PHP, Perl & systemcalls
recently handgestrickt tried to get index information from our iTunes library XML file, which is 30MB big. we did not want to use an XML-parser, because this one usually ends up somewhere in the nirvana and you can cook a pot of tea, until it is finished. just for the interest we tried several ways of grabbing information quick and dirty.

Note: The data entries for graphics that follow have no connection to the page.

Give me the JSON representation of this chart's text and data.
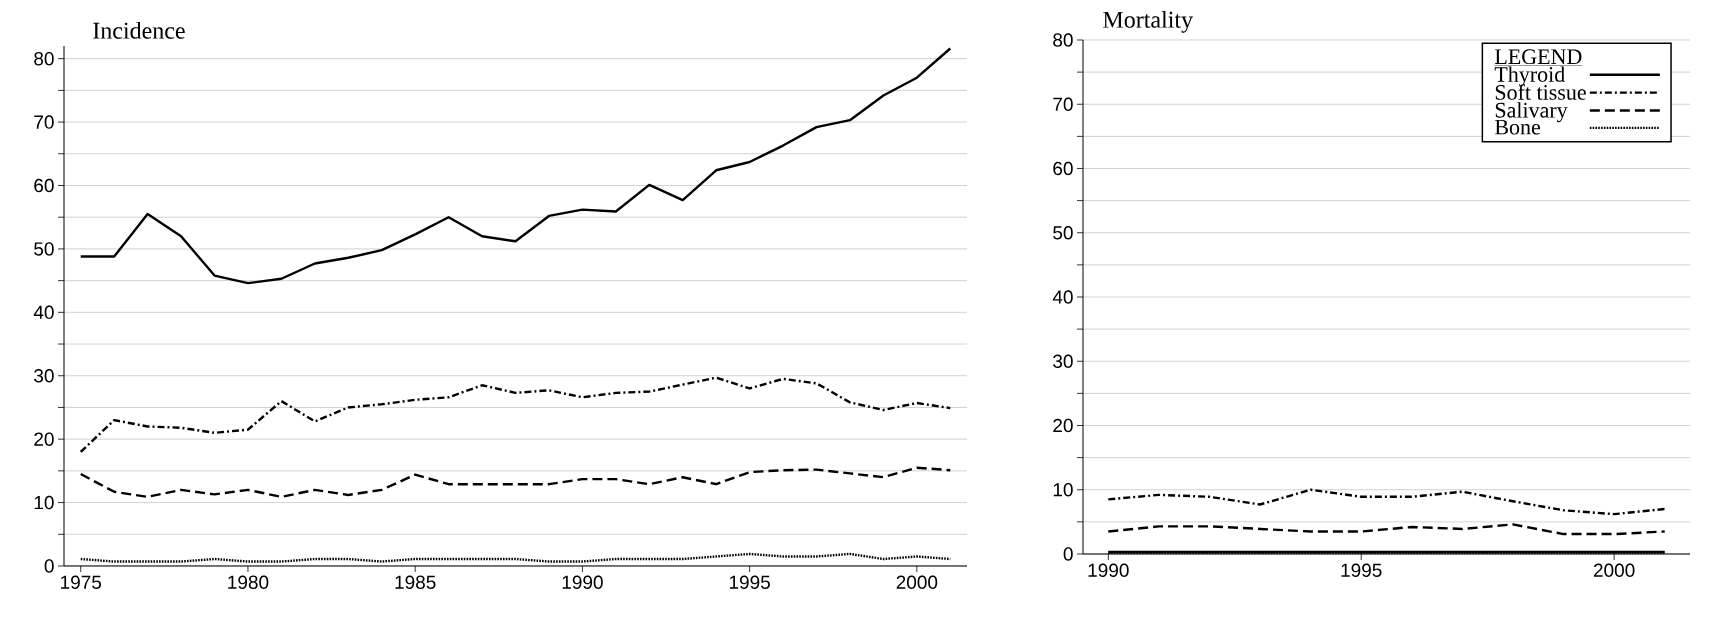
{
  "chart_data": [
    {
      "type": "line",
      "title": "Incidence",
      "x": [
        1975,
        1976,
        1977,
        1978,
        1979,
        1980,
        1981,
        1982,
        1983,
        1984,
        1985,
        1986,
        1987,
        1988,
        1989,
        1990,
        1991,
        1992,
        1993,
        1994,
        1995,
        1996,
        1997,
        1998,
        1999,
        2000,
        2001
      ],
      "xlim": [
        1974.5,
        2001.5
      ],
      "xticks": [
        1975,
        1980,
        1985,
        1990,
        1995,
        2000
      ],
      "ylim": [
        0,
        82
      ],
      "yticks": [
        0,
        {
          "value": 5,
          "label": null
        },
        10,
        {
          "value": 15,
          "label": null
        },
        20,
        {
          "value": 25,
          "label": null
        },
        30,
        {
          "value": 35,
          "label": null
        },
        40,
        {
          "value": 45,
          "label": null
        },
        50,
        {
          "value": 55,
          "label": null
        },
        60,
        {
          "value": 65,
          "label": null
        },
        70,
        {
          "value": 75,
          "label": null
        },
        80
      ],
      "grid": "y",
      "legend": false,
      "series": [
        {
          "color": "#000000",
          "line_style": "solid",
          "values": [
            48.8,
            48.8,
            55.5,
            52,
            45.8,
            44.6,
            45.3,
            47.7,
            48.6,
            49.8,
            52.3,
            55,
            52,
            51.2,
            55.2,
            56.2,
            55.9,
            60.1,
            57.7,
            62.4,
            63.7,
            66.3,
            69.2,
            70.3,
            74.2,
            77,
            81.6
          ]
        },
        {
          "color": "#000000",
          "line_style": "dashdot",
          "values": [
            18,
            23,
            22,
            21.8,
            21,
            21.5,
            26,
            22.8,
            25,
            25.5,
            26.2,
            26.6,
            28.5,
            27.3,
            27.7,
            26.6,
            27.3,
            27.5,
            28.6,
            29.7,
            28,
            29.5,
            28.8,
            25.8,
            24.6,
            25.7,
            24.9
          ]
        },
        {
          "color": "#000000",
          "line_style": "dashed",
          "values": [
            14.5,
            11.7,
            10.9,
            12,
            11.3,
            12,
            10.9,
            12,
            11.2,
            12,
            14.4,
            12.9,
            12.9,
            12.9,
            12.9,
            13.7,
            13.7,
            12.9,
            14,
            12.9,
            14.8,
            15.1,
            15.2,
            14.6,
            14,
            15.5,
            15.1
          ]
        },
        {
          "color": "#000000",
          "line_style": "dotted",
          "values": [
            1.1,
            0.7,
            0.7,
            0.7,
            1.1,
            0.7,
            0.7,
            1.1,
            1.1,
            0.7,
            1.1,
            1.1,
            1.1,
            1.1,
            0.7,
            0.7,
            1.1,
            1.1,
            1.1,
            1.5,
            1.9,
            1.5,
            1.5,
            1.9,
            1.1,
            1.5,
            1.1
          ]
        }
      ]
    },
    {
      "type": "line",
      "title": "Mortality",
      "x": [
        1990,
        1991,
        1992,
        1993,
        1994,
        1995,
        1996,
        1997,
        1998,
        1999,
        2000,
        2001
      ],
      "xlim": [
        1989.5,
        2001.5
      ],
      "xticks": [
        1990,
        1995,
        2000
      ],
      "ylim": [
        0,
        80
      ],
      "yticks": [
        0,
        {
          "value": 5,
          "label": null
        },
        10,
        {
          "value": 15,
          "label": null
        },
        20,
        {
          "value": 25,
          "label": null
        },
        30,
        {
          "value": 35,
          "label": null
        },
        40,
        {
          "value": 45,
          "label": null
        },
        50,
        {
          "value": 55,
          "label": null
        },
        60,
        {
          "value": 65,
          "label": null
        },
        70,
        {
          "value": 75,
          "label": null
        },
        80
      ],
      "grid": "y",
      "legend": "top right",
      "legend_title": "LEGEND",
      "series": [
        {
          "name": "Thyroid",
          "color": "#000000",
          "line_style": "solid",
          "values": [
            0.3,
            0.3,
            0.3,
            0.3,
            0.3,
            0.3,
            0.3,
            0.3,
            0.3,
            0.3,
            0.3,
            0.3
          ]
        },
        {
          "name": "Soft tissue",
          "color": "#000000",
          "line_style": "dashdot",
          "values": [
            8.5,
            9.2,
            8.9,
            7.7,
            10,
            8.9,
            8.9,
            9.7,
            8.2,
            6.8,
            6.2,
            7
          ]
        },
        {
          "name": "Salivary",
          "color": "#000000",
          "line_style": "dashed",
          "values": [
            3.5,
            4.3,
            4.3,
            3.9,
            3.5,
            3.5,
            4.2,
            3.9,
            4.6,
            3.1,
            3.1,
            3.5
          ]
        },
        {
          "name": "Bone",
          "color": "#000000",
          "line_style": "dotted",
          "values": [
            0.2,
            0.2,
            0.2,
            0.2,
            0.2,
            0.2,
            0.2,
            0.2,
            0.2,
            0.2,
            0.2,
            0.2
          ]
        }
      ]
    }
  ]
}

- using the systemcalls echo, grep and sed.
- using PHP
- using Perl
here are the test files:
test.php:
<pre>
<?php
$library = '/Users/stefan/Music/iTunes/iTunes Music Library.xml';
list($usec,$sec)=explode(' ',microtime());
$now1 = ((float)$usec+(float)$sec);
//first system calls
`echo "\$dict_indexes = array(" > result1.php`;
`grep -b "<dict>" "$library" | sed -n "s/:.*$/,/ p" >> result1.php`;
`echo ");" >> result1.php`;
list($usec,$sec)=explode(' ',microtime());
$now2 = ((float)$usec+(float)$sec);
echo 'echo, grep and sed took: '.($now2-$now1)." seconds\n";
list($usec,$sec)=explode(' ',microtime());
$now1 = ((float)$usec+(float)$sec);
//next real php
$handle1=fopen($library,'rb');
$handle2=fopen('result2.php','wb');
fwrite($handle2,'$dict_indexes = array(');
while(!feof($handle1)) {
$offset = ftell($handle1);
$line = fgets($handle1);
if(preg_match('/<dict>/',$line)) fwrite($handle2,$offset.",\n");
}
fwrite($handle2,');');
fclose($handle1);
fclose($handle2);
list($usec,$sec)=explode(' ',microtime());
$now2 = ((float)$usec+(float)$sec);
echo 'real PHP took: '.($now2-$now1)." seconds\n";
list($usec,$sec)=explode(' ',microtime());
$now1 = ((float)$usec+(float)$sec);
//next Perl
`perl test.pl`;
list($usec,$sec)=explode(' ',microtime());
$now2 = ((float)$usec+(float)$sec);
echo 'Perl took: '.($now2-$now1)." seconds\n";
?>
</pre> test.pl:
#/usr/bin/perl
open(FILE1,'</Users/stefan/Music/iTunes/iTunes Music Library.xml');
open(FILE2,'>result3.php');
print FILE2 '$dict_indexes = array(';
our $offset = tell FILE1;
while(<FILE1>) {
if(/<dict>/) {
print FILE2 "$offset,\n";
}
$offset = tell FILE1;
}
print FILE2 ');';
close(FILE1);
close(FILE2); the results in the browser:
echo, grep and sed took: 2.16565012932 seconds
real PHP took: 14.6712100506 seconds
Perl took: 3.63878393173 seconds
what a surprise this is. one thing is clear: we will not use PHP for such tasks. Perl is not too slow and has the advantage, that you do not need to use cryptic shell oneliners.